In other words, if you specify "user-agent" headers be registered to key "foo", it
will still also be registered to alias.host (or alias.ip / alias.ipv6 if appropriate).
Syntax is,
["header"] = "key",
Where,
"header" is the desired HTTP header in lowercase. Do not included spaces, colons, etc.
"key" is the desired meta key with which to register the value of that header
Key names must be 16 characters or less, and consist only of alphanumeric, dots, and
hyphens. Keys specified that do not meet these requirements will be modified in order
to conform.
Keys listed here are registered as format="Text". Don't use keys indexed in other formats.
--]=]
return {
--["origin"] = "referer",
}
end
2018-05-17 04:07 PM
Yep. I had an older version of http_lua_options.lua.
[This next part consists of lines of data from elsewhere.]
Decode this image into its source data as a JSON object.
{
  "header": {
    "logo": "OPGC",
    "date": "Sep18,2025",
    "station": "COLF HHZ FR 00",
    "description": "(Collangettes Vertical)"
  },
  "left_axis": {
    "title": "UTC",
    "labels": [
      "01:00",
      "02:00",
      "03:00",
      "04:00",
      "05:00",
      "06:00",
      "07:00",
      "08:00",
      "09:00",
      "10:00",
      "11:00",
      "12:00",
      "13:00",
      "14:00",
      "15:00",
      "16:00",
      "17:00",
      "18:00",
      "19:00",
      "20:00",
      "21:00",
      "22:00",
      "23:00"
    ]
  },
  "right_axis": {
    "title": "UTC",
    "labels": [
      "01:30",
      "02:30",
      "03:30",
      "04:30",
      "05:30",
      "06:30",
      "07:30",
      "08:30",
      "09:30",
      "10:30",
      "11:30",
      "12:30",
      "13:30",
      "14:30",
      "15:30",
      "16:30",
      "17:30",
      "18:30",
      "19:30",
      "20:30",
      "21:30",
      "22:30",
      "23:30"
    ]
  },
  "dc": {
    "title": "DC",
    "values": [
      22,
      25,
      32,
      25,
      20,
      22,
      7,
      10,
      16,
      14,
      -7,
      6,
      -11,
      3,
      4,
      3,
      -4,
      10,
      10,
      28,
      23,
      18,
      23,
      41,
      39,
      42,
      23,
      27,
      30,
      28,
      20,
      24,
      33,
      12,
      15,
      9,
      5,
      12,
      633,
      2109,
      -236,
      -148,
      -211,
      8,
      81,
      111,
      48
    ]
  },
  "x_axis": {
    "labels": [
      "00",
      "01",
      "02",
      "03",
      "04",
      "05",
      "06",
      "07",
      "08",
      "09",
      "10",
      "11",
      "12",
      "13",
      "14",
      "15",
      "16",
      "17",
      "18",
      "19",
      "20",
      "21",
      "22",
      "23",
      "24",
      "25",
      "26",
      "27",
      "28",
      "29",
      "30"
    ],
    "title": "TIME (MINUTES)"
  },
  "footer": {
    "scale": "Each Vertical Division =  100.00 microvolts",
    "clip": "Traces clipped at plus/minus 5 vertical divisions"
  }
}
Thanks for the reply.
/Dion
2018-05-24 01:18 PM
I must be doing something wrong.
Any help would be greatly appreciated!
2018-05-24 02:03 PM
Chris Ahearns parser writes to the key :"url", not "url.custom" (unless you changed it) . If you explicitly set the http_lua_options file to "true" for both "register components" and "register url", again it will be written to the "url" meta key. There is no need to add the entry to the index-decoder-custom.xml, as ANY newly registered keys are automatically created, only if you need to explicitly change the "format" to something other than "Text" for a custom key, would you need to add it. check and see if you are registering "url" meta already.